Classic Pissaladière (Provençal Onion Tart)

Serves 10 – 12

Made using our Perfobake Loose-Based Quiche Tin, view our full Perfobake range here

Ingredients

For the dough

  • 375g strong white flour
  • 1 tsp salt
  • 1 tsp easy-blend dried yeast
  • Freshly ground black pepper
  • 1 tsp dried Herbes de Provence
  • 1 tbsp olive oil
  • 250ml hand-hot water

For the topping

  • 5 tbsp olive oil
  • 5 very large onions, peeled, halved and sliced
  • 1 large clove garlic, peeled and crushed
  • 4 sprigs fresh thyme, stalks discarded
  • Freshly ground black pepper
  • 100g anchovy fillets in olive oil
  • Approx. 16 pitted black olives, halved

Instructions

  1. To make the dough, sift the flour and salt into a bowl then stir in the yeast, pepper and herbs and make a well in the centre. Pour in the oil and add around 250ml hand-hot water, or enough to form a soft but not sticky dough.
  2. Turn the dough out onto a lightly floured surface and knead for 3-5 minutes or until smooth and no longer sticky. Return the dough to the bowl, cover with a clean tea towel or cling film and leave to rise at room temperature for 1 hour or until doubled in size.
  3. Meanwhile, make the topping by heating 5 tbsp olive oil in a large pan. Add the onions, garlic, thyme and plenty of freshly ground black pepper and cook over a medium heat, stirring frequently for 20-25 minutes or until the onions are soft and golden brown ─ they should be squishy’ when pressed with a spoon. Remove from the heat and leave to cool.
  4. Turn the risen dough out onto a floured surface and knead for 1-2 minutes, then roll out to a 40cm circle.

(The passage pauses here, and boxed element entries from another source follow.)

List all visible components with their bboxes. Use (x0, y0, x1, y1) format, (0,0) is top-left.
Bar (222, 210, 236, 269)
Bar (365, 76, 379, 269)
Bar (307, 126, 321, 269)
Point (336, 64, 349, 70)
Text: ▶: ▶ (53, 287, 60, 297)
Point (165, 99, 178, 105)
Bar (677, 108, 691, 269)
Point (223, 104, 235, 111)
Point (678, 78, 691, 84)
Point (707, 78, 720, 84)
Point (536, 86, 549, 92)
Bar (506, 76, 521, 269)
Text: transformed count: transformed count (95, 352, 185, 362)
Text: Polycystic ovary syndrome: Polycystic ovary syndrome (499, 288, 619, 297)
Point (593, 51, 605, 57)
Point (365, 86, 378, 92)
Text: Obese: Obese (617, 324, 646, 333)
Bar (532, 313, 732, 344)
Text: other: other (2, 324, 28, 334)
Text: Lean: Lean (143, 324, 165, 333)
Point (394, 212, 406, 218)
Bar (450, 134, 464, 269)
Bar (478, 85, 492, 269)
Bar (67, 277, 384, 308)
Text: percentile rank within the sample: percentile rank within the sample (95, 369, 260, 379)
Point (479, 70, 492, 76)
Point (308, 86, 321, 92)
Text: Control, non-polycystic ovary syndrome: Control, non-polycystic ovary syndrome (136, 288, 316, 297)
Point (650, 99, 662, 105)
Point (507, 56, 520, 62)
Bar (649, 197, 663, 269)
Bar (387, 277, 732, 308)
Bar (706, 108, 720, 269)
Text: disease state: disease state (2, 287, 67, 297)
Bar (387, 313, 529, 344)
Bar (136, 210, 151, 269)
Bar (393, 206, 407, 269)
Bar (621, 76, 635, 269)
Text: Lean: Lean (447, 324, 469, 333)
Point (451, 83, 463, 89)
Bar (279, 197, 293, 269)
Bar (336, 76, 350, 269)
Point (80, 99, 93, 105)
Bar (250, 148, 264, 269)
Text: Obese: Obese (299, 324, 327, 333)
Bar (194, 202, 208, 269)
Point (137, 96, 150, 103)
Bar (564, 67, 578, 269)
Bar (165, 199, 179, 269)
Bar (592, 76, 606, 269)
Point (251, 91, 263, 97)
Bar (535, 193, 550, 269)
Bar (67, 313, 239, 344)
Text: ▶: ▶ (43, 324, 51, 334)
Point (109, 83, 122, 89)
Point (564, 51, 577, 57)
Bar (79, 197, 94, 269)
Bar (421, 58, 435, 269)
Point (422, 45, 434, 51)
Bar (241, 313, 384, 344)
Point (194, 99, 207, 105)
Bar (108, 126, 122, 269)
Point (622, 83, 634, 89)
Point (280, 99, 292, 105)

You will have to be very forceful with the dough as it will keep springing back once rolled, but if you persevere you will get there!
  5. Line the base and sides of the Perfobake tin with the dough, using your rolling pin to lift it into place and pressing the dough against the sides with your fingers. Cover with a clean tea towel and leave to rest for 10 minutes.
  6. Preheat the oven to 220°C/Gas 7 while the dough rests. Spread the cooled onion topping over the dough base. Drain the anchovies, reserving the oil, then arrange them in a criss-cross pattern on top, studding the centre of each square with an olive half.
  7. Lightly brush the olives with the reserved anchovy oil, then bake on a high oven shelf for 25-30 minutes or until well risen and golden brown. Serve while still hot.